Pero el terror de todo residente costero se materializa cuando con los primeros calores, esa especie de mito similar al abominable Hombre Das Neves (perdón, de las Nieves) hace su entrada triunfal por la autovía dos: el turista. Rara especie peregrina, trae consigo doce meses de frustraciones, stress y agotamiento, que sólo cambiará por más desilusiones, espectáculos a la gorra, caminatas interminables por la peatonal, y excursiones a los rincones más inhóspitos de la Bristol. Es curioso cómo año tras año el turista se perfecciona en su fino (digamos delgado, que de fino no tiene nada) arte de ejercer esa suerte de piquete ambulante cada vez que camina con su prole por las veredas de la ciudad, obligando a quien no se encuentra de vacaciones a realizar todo tipo de proezas para sortear esos obstáculos insalvables en que resultan sus panzas dignas del Sistema Solar. Al menos tienen la misma coherencia con sus vehículos, manejando agresivamente, encerrando a otros conductores igualmente sacados, descargándose con bocinazos a repetición, demostrando un absoluto desinteres por la vida de los demás, ratificando que los argentinos somos solidarios sólo cuando hay una cámara de televisión de por medio.

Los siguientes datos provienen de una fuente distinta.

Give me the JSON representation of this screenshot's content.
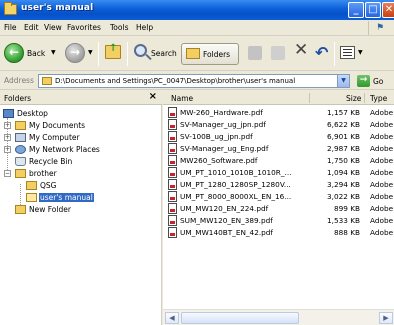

Ofrendan su ausencia de pruritos sacándose la remera en cuanto lugar sea posible, a los fines que contemplemos sus adiposidades cuidadosamente desarrolladas a base de pizza y gaseosa cola. No abandonan su esterilla ni para meterse en la ducha, y van en ojotas hasta el cine. Así como los vampiros mueren al clavársele una estaca en el corazón (nuevos estudios sostienen que exponerlos a los rayos catódicos de la programación estival produciría los mismos efectos), sospecho que el turista vería imposibilitada su existencia en caso de clausurarse sus dos templos predilectos: la Fiambrería y la Rotisería. Ambos antros subsisten gracias al apetito desinteresado del turista, quien durante su estadía en la ciudad entroniza al fiambrín y las rabas (claro, estamos frente a la costa) como la base fundamental de su pirámide alimenticia, ignorando que la última vez que cambiaron el aceite de la freidora en esos recintos de dudosa reputación, eran tiempos en que Alfonsín (padre) nos deseaba Felices Pascuas.